Première confrontation

Le soir du cinquante-cinquième jour, Celle-qui-venait-des-étoiles aperçut au flanc d'une colline une maison dont la cheminée fumait. C'était une habitation très modeste, à l'écart d'un village d'une cinquantaine de petites chaumières blotties près d'un méandre de rivière, au fond d'une vallée. Une femme habillée tout de noir se tenait debout près de la porte avec deux jeunes enfants dans son giron, apeurés par cette présence nouvelle. La cavalière la salua d'une main ouverte, l'arc hors de sa portée, attentive à ne montrer aucun signe qui puisse être interprété comme de l'hostilité. Celle en noir, instinctivement rassurée, lui souhaita la bienvenue dans son propre dialecte. D'une manière miraculeuse, les deux personnes se comprirent et constatèrent qu'elles pouvaient se parler sans aucune barrière linguistique, sans qu'on puisse expliquer comment cela était possible. Cela l'était, simplement, comme en tout ensemble de gens dont le cœur exprime la paix avec sincérité.

— Me permettrais-tu de passer la nuit dans ta maison ? L'hiver avance et je suis lasse de dormir dehors.
— Entre, tu es la bienvenue. Si tu le veux, nous partagerons notre repas, mais je préviens : ce n'est pas un festin, mais une soupe assez claire de quelques légumes de mon potager, avec un peu de pain.
— Je te remercie. J'ai là un lièvre que j'ai tué aujourd'hui.
— Cela fait bien longtemps que nous n'avons pas eu de viande. Mon mari chassait, mais il est parti faire la guerre voici plus de trois ans et je n'ai pas de nouvelles de lui. Les hommes du village disent qu'il est certainement mort et me veulent à présent. Que me trouvent-ils de spécial ? Je ne sais pas, mais ils sont ainsi, je n'y peux rien.

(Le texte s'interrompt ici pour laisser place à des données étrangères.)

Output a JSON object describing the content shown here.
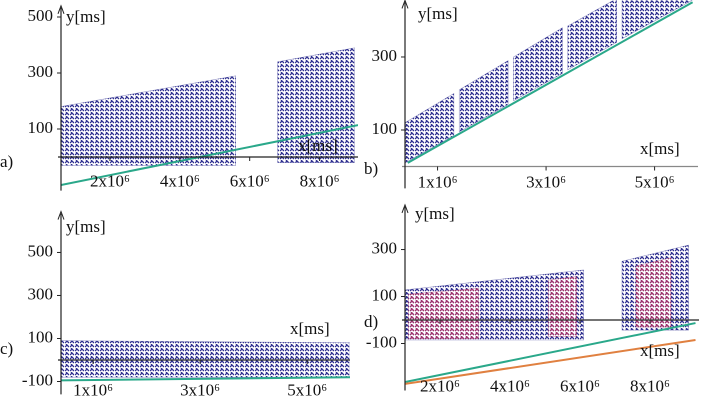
{
  "chart_data": [
    {
      "type": "scatter-area",
      "label": "a)",
      "xlabel": "x[ms]",
      "ylabel": "y[ms]",
      "xlim": [
        600000,
        9100000
      ],
      "ylim": [
        -120,
        540
      ],
      "xticks": [
        {
          "value": 2000000,
          "label": "2x10⁶"
        },
        {
          "value": 4000000,
          "label": "4x10⁶"
        },
        {
          "value": 6000000,
          "label": "6x10⁶"
        },
        {
          "value": 8000000,
          "label": "8x10⁶"
        }
      ],
      "yticks": [
        500,
        300,
        100
      ],
      "clouds": [
        {
          "color": "#2e2e8f",
          "x": [
            600000,
            5600000
          ],
          "low": [
            -30,
            -30
          ],
          "high": [
            180,
            290
          ]
        },
        {
          "color": "#2e2e8f",
          "x": [
            6800000,
            9000000
          ],
          "low": [
            -20,
            -20
          ],
          "high": [
            340,
            390
          ]
        }
      ],
      "lines": [
        {
          "color": "#2aa88a",
          "x": [
            600000,
            9100000
          ],
          "y": [
            -100,
            114
          ]
        }
      ]
    },
    {
      "type": "scatter-area",
      "label": "b)",
      "xlabel": "x[ms]",
      "ylabel": "y[ms]",
      "xlim": [
        400000,
        5800000
      ],
      "ylim": [
        -60,
        455
      ],
      "xticks": [
        {
          "value": 1000000,
          "label": "1x10⁶"
        },
        {
          "value": 3000000,
          "label": "3x10⁶"
        },
        {
          "value": 5000000,
          "label": "5x10⁶"
        }
      ],
      "yticks": [
        300,
        100
      ],
      "clouds": [
        {
          "color": "#2e2e8f",
          "x": [
            400000,
            1300000
          ],
          "low": [
            10,
            85
          ],
          "high": [
            120,
            200
          ]
        },
        {
          "color": "#2e2e8f",
          "x": [
            1400000,
            2300000
          ],
          "low": [
            95,
            170
          ],
          "high": [
            210,
            290
          ]
        },
        {
          "color": "#2e2e8f",
          "x": [
            2400000,
            3300000
          ],
          "low": [
            180,
            255
          ],
          "high": [
            300,
            380
          ]
        },
        {
          "color": "#2e2e8f",
          "x": [
            3400000,
            4300000
          ],
          "low": [
            265,
            340
          ],
          "high": [
            385,
            460
          ]
        },
        {
          "color": "#2e2e8f",
          "x": [
            4400000,
            5750000
          ],
          "low": [
            350,
            460
          ],
          "high": [
            470,
            560
          ]
        }
      ],
      "lines": [
        {
          "color": "#2aa88a",
          "x": [
            450000,
            5700000
          ],
          "y": [
            10,
            450
          ]
        }
      ]
    },
    {
      "type": "scatter-area",
      "label": "c)",
      "xlabel": "x[ms]",
      "ylabel": "y[ms]",
      "xlim": [
        400000,
        5800000
      ],
      "ylim": [
        -160,
        690
      ],
      "xticks": [
        {
          "value": 1000000,
          "label": "1x10⁶"
        },
        {
          "value": 3000000,
          "label": "3x10⁶"
        },
        {
          "value": 5000000,
          "label": "5x10⁶"
        }
      ],
      "yticks": [
        500,
        300,
        100,
        -100
      ],
      "clouds": [
        {
          "color": "#2e2e8f",
          "x": [
            400000,
            5800000
          ],
          "low": [
            -80,
            -80
          ],
          "high": [
            90,
            80
          ]
        }
      ],
      "lines": [
        {
          "color": "#2aa88a",
          "x": [
            400000,
            5800000
          ],
          "y": [
            -95,
            -80
          ]
        }
      ]
    },
    {
      "type": "scatter-area",
      "label": "d)",
      "xlabel": "x[ms]",
      "ylabel": "y[ms]",
      "xlim": [
        1000000,
        9400000
      ],
      "ylim": [
        -300,
        490
      ],
      "xticks": [
        {
          "value": 2000000,
          "label": "2x10⁶"
        },
        {
          "value": 4000000,
          "label": "4x10⁶"
        },
        {
          "value": 6000000,
          "label": "6x10⁶"
        },
        {
          "value": 8000000,
          "label": "8x10⁶"
        }
      ],
      "yticks": [
        300,
        100,
        -100
      ],
      "clouds": [
        {
          "color": "#2e2e8f",
          "x": [
            1000000,
            6100000
          ],
          "low": [
            -85,
            -85
          ],
          "high": [
            128,
            213
          ]
        },
        {
          "color": "#2e2e8f",
          "x": [
            7200000,
            9100000
          ],
          "low": [
            -43,
            -43
          ],
          "high": [
            250,
            319
          ]
        },
        {
          "color": "#a0306a",
          "x": [
            1100000,
            3100000
          ],
          "low": [
            -80,
            -80
          ],
          "high": [
            110,
            135
          ]
        },
        {
          "color": "#a0306a",
          "x": [
            5100000,
            5900000
          ],
          "low": [
            -70,
            -70
          ],
          "high": [
            170,
            185
          ]
        },
        {
          "color": "#a0306a",
          "x": [
            7600000,
            8600000
          ],
          "low": [
            -30,
            -30
          ],
          "high": [
            230,
            265
          ]
        }
      ],
      "lines": [
        {
          "color": "#2aa88a",
          "x": [
            1000000,
            9300000
          ],
          "y": [
            -264,
            -13
          ]
        },
        {
          "color": "#e08040",
          "x": [
            1000000,
            9300000
          ],
          "y": [
            -272,
            -85
          ]
        }
      ]
    }
  ]
}
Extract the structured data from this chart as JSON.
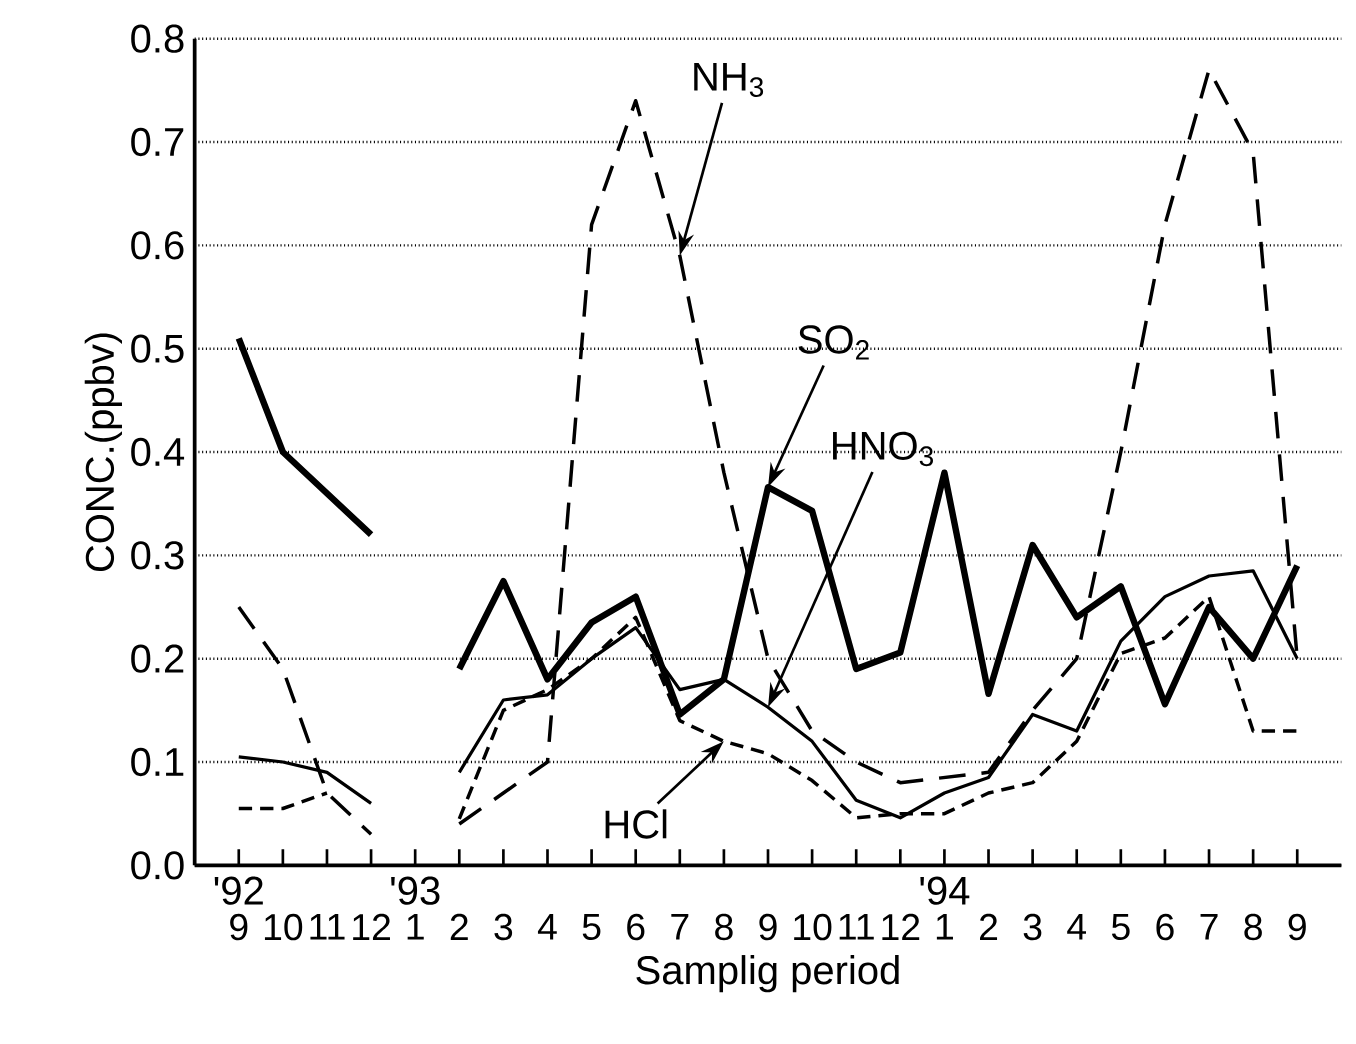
{
  "chart_data": {
    "type": "line",
    "xlabel": "Samplig period",
    "ylabel": "CONC.(ppbv)",
    "x": [
      "1992-09",
      "1992-10",
      "1992-11",
      "1992-12",
      "1993-01",
      "1993-02",
      "1993-03",
      "1993-04",
      "1993-05",
      "1993-06",
      "1993-07",
      "1993-08",
      "1993-09",
      "1993-10",
      "1993-11",
      "1993-12",
      "1994-01",
      "1994-02",
      "1994-03",
      "1994-04",
      "1994-05",
      "1994-06",
      "1994-07",
      "1994-08",
      "1994-09"
    ],
    "series": [
      {
        "color": "#000000",
        "line_style": "solid",
        "values": [
          0.51,
          0.4,
          0.36,
          0.32,
          null,
          0.19,
          0.275,
          0.18,
          0.235,
          0.26,
          0.146,
          0.18,
          0.366,
          0.343,
          0.19,
          0.206,
          0.38,
          0.166,
          0.31,
          0.24,
          0.27,
          0.156,
          0.25,
          0.2,
          0.29
        ]
      },
      {
        "color": "#000000",
        "line_style": "solid",
        "values": [
          0.105,
          0.1,
          0.09,
          0.06,
          null,
          0.09,
          0.16,
          0.165,
          0.2,
          0.23,
          0.17,
          0.18,
          0.153,
          0.12,
          0.063,
          0.046,
          0.07,
          0.085,
          0.146,
          0.13,
          0.217,
          0.26,
          0.28,
          0.285,
          0.2
        ]
      },
      {
        "color": "#000000",
        "line_style": "dashed",
        "values": [
          0.055,
          0.055,
          0.07,
          null,
          null,
          0.045,
          0.15,
          0.17,
          0.2,
          0.24,
          0.14,
          0.12,
          0.108,
          0.082,
          0.046,
          0.05,
          0.05,
          0.07,
          0.08,
          0.12,
          0.205,
          0.22,
          0.26,
          0.13,
          0.13
        ]
      },
      {
        "color": "#000000",
        "line_style": "dashed",
        "values": [
          0.25,
          0.19,
          0.07,
          0.03,
          null,
          0.04,
          0.07,
          0.1,
          0.62,
          0.74,
          0.59,
          0.38,
          0.2,
          0.13,
          0.1,
          0.08,
          0.085,
          0.09,
          0.15,
          0.2,
          0.4,
          0.62,
          0.77,
          0.69,
          0.2
        ]
      }
    ],
    "xlim": [
      "1992-08",
      "1994-10"
    ],
    "xticks": [
      {
        "value": "1992-09",
        "label": "9"
      },
      {
        "value": "1992-10",
        "label": "10"
      },
      {
        "value": "1992-11",
        "label": "11"
      },
      {
        "value": "1992-12",
        "label": "12"
      },
      {
        "value": "1993-01",
        "label": "1"
      },
      {
        "value": "1993-02",
        "label": "2"
      },
      {
        "value": "1993-03",
        "label": "3"
      },
      {
        "value": "1993-04",
        "label": "4"
      },
      {
        "value": "1993-05",
        "label": "5"
      },
      {
        "value": "1993-06",
        "label": "6"
      },
      {
        "value": "1993-07",
        "label": "7"
      },
      {
        "value": "1993-08",
        "label": "8"
      },
      {
        "value": "1993-09",
        "label": "9"
      },
      {
        "value": "1993-10",
        "label": "10"
      },
      {
        "value": "1993-11",
        "label": "11"
      },
      {
        "value": "1993-12",
        "label": "12"
      },
      {
        "value": "1994-01",
        "label": "1"
      },
      {
        "value": "1994-02",
        "label": "2"
      },
      {
        "value": "1994-03",
        "label": "3"
      },
      {
        "value": "1994-04",
        "label": "4"
      },
      {
        "value": "1994-05",
        "label": "5"
      },
      {
        "value": "1994-06",
        "label": "6"
      },
      {
        "value": "1994-07",
        "label": "7"
      },
      {
        "value": "1994-08",
        "label": "8"
      },
      {
        "value": "1994-09",
        "label": "9"
      }
    ],
    "ylim": [
      0,
      0.8
    ],
    "yticks": [
      {
        "value": 0,
        "label": "0.0"
      },
      {
        "value": 0.1,
        "label": "0.1"
      },
      {
        "value": 0.2,
        "label": "0.2"
      },
      {
        "value": 0.3,
        "label": "0.3"
      },
      {
        "value": 0.4,
        "label": "0.4"
      },
      {
        "value": 0.5,
        "label": "0.5"
      },
      {
        "value": 0.6,
        "label": "0.6"
      },
      {
        "value": 0.7,
        "label": "0.7"
      },
      {
        "value": 0.8,
        "label": "0.8"
      }
    ],
    "grid": "y",
    "annotations": [
      "'92",
      "'93",
      "'94",
      {
        "text": "NH$_{3}$",
        "x": "1993-07",
        "y": 0.59
      },
      {
        "text": "SO$_{2}$",
        "x": "1993-09",
        "y": 0.366
      },
      {
        "text": "HNO$_{3}$",
        "x": "1993-09",
        "y": 0.153
      },
      {
        "text": "HCl",
        "x": "1993-08",
        "y": 0.12
      }
    ]
  }
}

Elle marqua une pause afin de prier son invitée de franchir la porte et de s'asseoir. Elle avait environ trente ans, était plutôt petite avec de longs cheveux bruns très foncés ; son visage rond était comme sculpté par le soleil et les soucis, mais ses yeux verts pétillaient d'intelligence et de vie, comme deux émeraudes enchâssées dans un roc. La vagabonde tomba immédiatement sous le charme de cette femme qui était le premier être humain qu'elle rencontrait, et sentit un frisson parcourir son ventre.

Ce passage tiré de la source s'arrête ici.